Microsoft has announced a billion-dollar deal to buy start-up Yammer which specialises in social networks for businesses.

Microsoft had said yesterday that it will pay $1.2 billion in cash for Yammer, which will become part of the US technology titan’s Office Division.

“The acquisition of Yammer underscores our commitment to deliver technology that businesses need and people love,” said Microsoft chief executive, Mr Steve Ballmer.

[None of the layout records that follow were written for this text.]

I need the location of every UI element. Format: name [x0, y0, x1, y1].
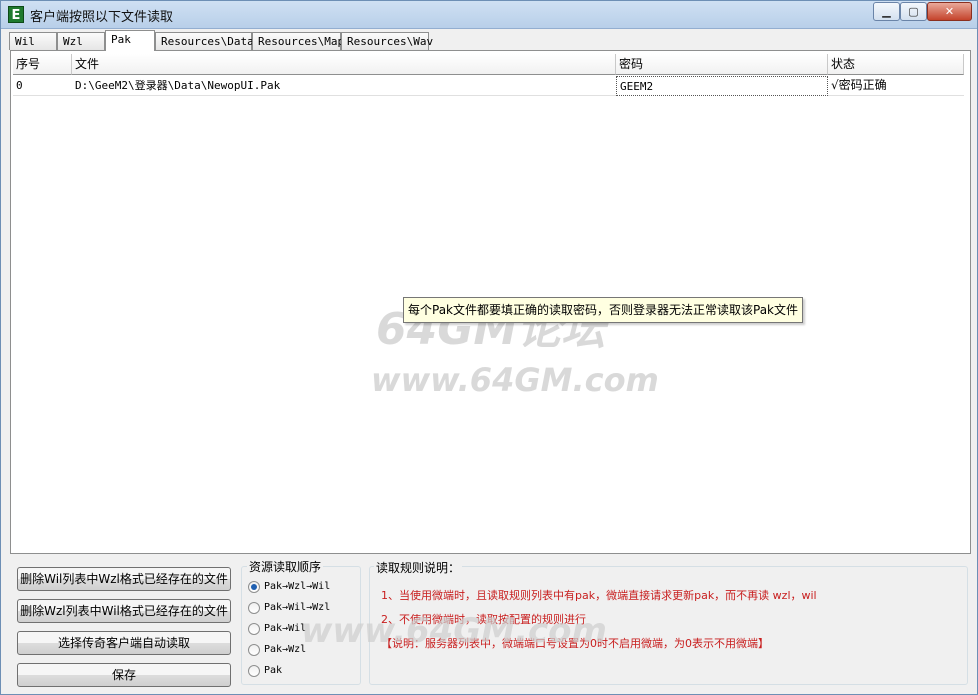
maximize-button[interactable]: ▢: [900, 2, 927, 21]
rule-item: 【说明：服务器列表中，微端端口号设置为0时不启用微端，为0表示不用微端】: [381, 637, 769, 650]
cell-password[interactable]: GEEM2: [616, 76, 828, 96]
column-header-password[interactable]: 密码: [616, 54, 828, 75]
radio-label: Pak→Wil: [264, 623, 307, 634]
save-button[interactable]: 保存: [17, 663, 231, 687]
app-icon: E: [8, 6, 24, 23]
radio-selected-icon[interactable]: [248, 581, 260, 593]
minimize-button[interactable]: ▁: [873, 2, 900, 21]
rule-item: 1、当使用微端时，且读取规则列表中有pak，微端直接请求更新pak，而不再读 w…: [381, 589, 817, 602]
radio-icon[interactable]: [248, 623, 260, 635]
column-header-index[interactable]: 序号: [13, 54, 72, 75]
cell-status[interactable]: √密码正确: [828, 76, 964, 96]
window-title: 客户端按照以下文件读取: [30, 10, 174, 25]
tab-strip: Wil Wzl Pak Resources\Data Resources\Map…: [9, 30, 971, 51]
password-tooltip: 每个Pak文件都要填正确的读取密码，否则登录器无法正常读取该Pak文件: [403, 297, 804, 323]
table-row[interactable]: 0 D:\GeeM2\登录器\Data\NewopUI.Pak GEEM2 √密…: [13, 76, 965, 96]
delete-wil-duplicates-button[interactable]: 删除Wil列表中Wzl格式已经存在的文件: [17, 567, 231, 591]
table-header: 序号 文件 密码 状态: [13, 54, 965, 75]
cell-file[interactable]: D:\GeeM2\登录器\Data\NewopUI.Pak: [72, 76, 616, 96]
rule-item: 2、不使用微端时，读取按配置的规则进行: [381, 613, 586, 626]
radio-icon[interactable]: [248, 602, 260, 614]
radio-icon[interactable]: [248, 665, 260, 677]
title-bar[interactable]: E 客户端按照以下文件读取 ▁ ▢ ✕: [1, 1, 977, 29]
radio-icon[interactable]: [248, 644, 260, 656]
radio-label: Pak: [264, 665, 283, 676]
tab-resources-map[interactable]: Resources\Map: [252, 32, 344, 50]
tab-resources-wav[interactable]: Resources\Wav: [341, 32, 433, 50]
tab-wzl[interactable]: Wzl: [57, 32, 105, 50]
close-button[interactable]: ✕: [927, 2, 972, 21]
radio-label: Pak→Wzl→Wil: [264, 581, 331, 592]
cell-index[interactable]: 0: [13, 76, 72, 96]
tab-wil[interactable]: Wil: [9, 32, 57, 50]
read-order-title: 资源读取顺序: [247, 558, 324, 575]
column-header-status[interactable]: 状态: [828, 54, 964, 75]
auto-read-client-button[interactable]: 选择传奇客户端自动读取: [17, 631, 231, 655]
read-rules-title: 读取规则说明：: [374, 559, 463, 576]
tab-resources-data[interactable]: Resources\Data: [155, 32, 254, 50]
main-window: E 客户端按照以下文件读取 ▁ ▢ ✕ Wil Wzl Pak Resource…: [0, 0, 978, 695]
delete-wzl-duplicates-button[interactable]: 删除Wzl列表中Wil格式已经存在的文件: [17, 599, 231, 623]
radio-label: Pak→Wzl: [264, 644, 307, 655]
radio-label: Pak→Wil→Wzl: [264, 602, 331, 613]
bottom-controls: 删除Wil列表中Wzl格式已经存在的文件 删除Wzl列表中Wil格式已经存在的文…: [10, 557, 971, 690]
tab-pak[interactable]: Pak: [105, 30, 155, 51]
column-header-file[interactable]: 文件: [72, 54, 616, 75]
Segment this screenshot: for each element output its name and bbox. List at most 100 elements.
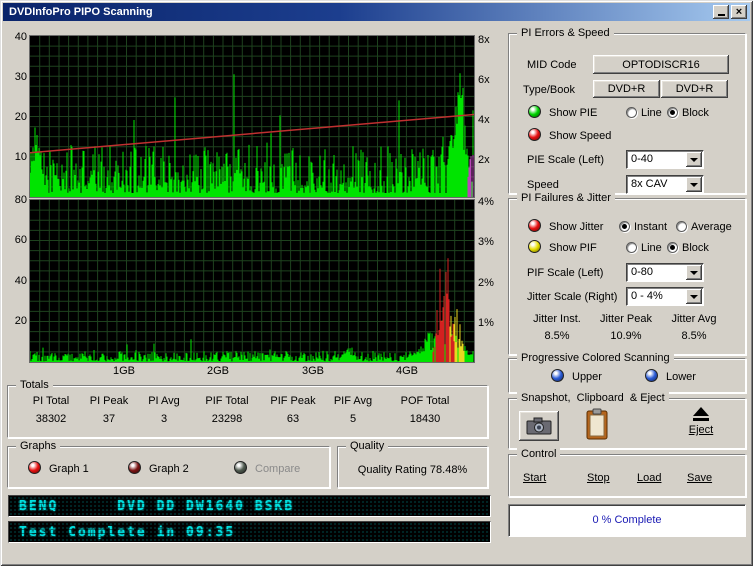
totals-group-title: Totals	[16, 379, 53, 391]
speed-select[interactable]: 8x CAV	[626, 175, 704, 194]
jitter-ytick: 2%	[478, 277, 508, 289]
speed-label: Speed	[527, 179, 559, 191]
lower-label: Lower	[666, 371, 696, 383]
pif-line-radio[interactable]	[626, 242, 637, 253]
pif-ytick: 40	[3, 275, 27, 287]
totals-header: PI Total	[33, 395, 70, 407]
book-type-value: DVD+R	[676, 83, 714, 95]
show-speed-led[interactable]	[528, 128, 541, 141]
totals-col-pof-total: POF Total18430	[382, 395, 468, 425]
graph2-label: Graph 2	[149, 463, 189, 475]
totals-col-pif-avg: PIF Avg 5	[324, 395, 382, 425]
pif-scale-dropdown-button[interactable]	[686, 265, 702, 280]
disc-type-button[interactable]: DVD+R	[593, 80, 660, 98]
pie-scale-select[interactable]: 0-40	[626, 150, 704, 169]
lcd-drive-text: BENQ DVD DD DW1640 BSKB	[19, 499, 294, 514]
pif-scale-label: PIF Scale (Left)	[527, 267, 603, 279]
graphs-group: Graphs Graph 1 Graph 2 Compare	[7, 446, 330, 488]
jitter-scale-dropdown-button[interactable]	[686, 289, 702, 304]
pif-ytick: 80	[3, 194, 27, 206]
totals-header: PI Peak	[90, 395, 129, 407]
jitter-ytick: 3%	[478, 236, 508, 248]
stop-button[interactable]: Stop	[587, 472, 610, 484]
jitter-inst-value: 8.5%	[522, 330, 592, 342]
graph1-led[interactable]	[28, 461, 41, 474]
graphs-group-title: Graphs	[16, 440, 60, 452]
totals-header: PI Avg	[148, 395, 180, 407]
progressive-scanning-title: Progressive Colored Scanning	[517, 352, 674, 364]
save-button[interactable]: Save	[687, 472, 712, 484]
pie-block-radio[interactable]	[667, 107, 678, 118]
lcd-status-text: Test Complete in 09:35	[19, 525, 235, 540]
show-pie-led[interactable]	[528, 105, 541, 118]
pif-line-label: Line	[641, 242, 662, 254]
clipboard-icon	[585, 408, 609, 440]
pie-ytick: 10	[3, 151, 27, 163]
jitter-ytick: 1%	[478, 317, 508, 329]
pif-jitter-plot	[30, 200, 474, 362]
pie-errors-plot	[30, 36, 474, 197]
totals-col-pi-avg: PI Avg3	[136, 395, 192, 425]
jitter-instant-radio[interactable]	[619, 221, 630, 232]
totals-group: Totals PI Total38302 PI Peak37 PI Avg3 P…	[7, 385, 488, 438]
pie-scale-value: 0-40	[631, 153, 653, 165]
totals-value: 38302	[36, 413, 67, 425]
minimize-icon	[718, 14, 725, 16]
chevron-down-icon	[690, 271, 698, 275]
jitter-average-label: Average	[691, 221, 732, 233]
totals-col-pi-peak: PI Peak37	[82, 395, 136, 425]
totals-value: 5	[350, 413, 356, 425]
pie-ytick: 40	[3, 31, 27, 43]
totals-col-pif-peak: PIF Peak63	[262, 395, 324, 425]
speed-dropdown-button[interactable]	[686, 177, 702, 192]
x-axis-tick: 1GB	[104, 365, 144, 377]
jitter-ytick: 4%	[478, 196, 508, 208]
window-title: DVDInfoPro PIPO Scanning	[6, 6, 153, 18]
x-axis-tick: 3GB	[293, 365, 333, 377]
jitter-average-radio[interactable]	[676, 221, 687, 232]
lcd-status: Test Complete in 09:35	[8, 521, 491, 543]
progress-text: 0 % Complete	[592, 514, 661, 526]
totals-header: PIF Avg	[334, 395, 372, 407]
speed-value: 8x CAV	[631, 178, 667, 190]
snapshot-button[interactable]	[519, 411, 559, 441]
compare-led	[234, 461, 247, 474]
show-jitter-led[interactable]	[528, 219, 541, 232]
lower-led[interactable]	[645, 369, 658, 382]
disc-type-value: DVD+R	[608, 83, 646, 95]
pif-ytick: 20	[3, 315, 27, 327]
mid-code-box[interactable]: OPTODISCR16	[593, 55, 729, 74]
show-jitter-label: Show Jitter	[549, 221, 603, 233]
camera-icon	[526, 417, 552, 435]
x-axis-tick: 4GB	[387, 365, 427, 377]
totals-header: POF Total	[401, 395, 450, 407]
jitter-scale-select[interactable]: 0 - 4%	[626, 287, 704, 306]
clipboard-button[interactable]	[585, 408, 609, 443]
pie-scale-dropdown-button[interactable]	[686, 152, 702, 167]
minimize-button[interactable]	[713, 5, 729, 19]
start-button[interactable]: Start	[523, 472, 546, 484]
chevron-down-icon	[690, 158, 698, 162]
pie-ytick: 20	[3, 111, 27, 123]
mid-code-value: OPTODISCR16	[622, 59, 699, 71]
pie-scale-label: PIE Scale (Left)	[527, 154, 604, 166]
close-button[interactable]: ×	[731, 5, 747, 19]
pif-ytick: 60	[3, 234, 27, 246]
graph2-led[interactable]	[128, 461, 141, 474]
upper-led[interactable]	[551, 369, 564, 382]
pi-failures-jitter-title: PI Failures & Jitter	[517, 192, 615, 204]
load-button[interactable]: Load	[637, 472, 661, 484]
pif-block-radio[interactable]	[667, 242, 678, 253]
progress-bar: 0 % Complete	[508, 504, 746, 537]
jitter-inst-label: Jitter Inst.	[522, 313, 592, 325]
eject-label: Eject	[689, 424, 713, 436]
show-pif-led[interactable]	[528, 240, 541, 253]
eject-button[interactable]: Eject	[677, 407, 725, 436]
close-icon: ×	[736, 6, 742, 19]
jitter-peak-value: 10.9%	[591, 330, 661, 342]
book-type-button[interactable]: DVD+R	[661, 80, 728, 98]
pif-scale-select[interactable]: 0-80	[626, 263, 704, 282]
control-group: Control Start Stop Load Save	[508, 454, 746, 497]
pie-line-radio[interactable]	[626, 107, 637, 118]
pie-errors-chart	[30, 36, 474, 197]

“Yammer adds a best-in-class enterprise social networking service to Microsoft’s growing portfolio of complementary cloud services.”

Yammer was launched in San Francisco in 2008 and enables companies to make private networks that let employees communicate Twitter-style while keeping exchanges away from public viewing.

Yammer has more than five million users, including workers at 85 per cent of the Fortune 500 companies, according to Redmond, Washington-based Microsoft.

Microsoft said that it planned to promote adoption of Yammer’s service tied to complementary offerings of software or services such as SharePoint, Skype and Office 365.

“When we started Yammer four years ago, we set out to do something big,” said Yammer chief executive, Mr David Sacks.

“We had a vision for how social networking could change the way we work,” he continued.

“Joining Microsoft will accelerate that vision and give us access to the technologies, expertise and resources we’ll need to scale and innovate.”

A key attraction of Yammer for Microsoft was that unlike rival services sold by business software firms such as Oracle or Salesforce.com, Yammer spread virally by being free for people to use to collaborate with co-workers.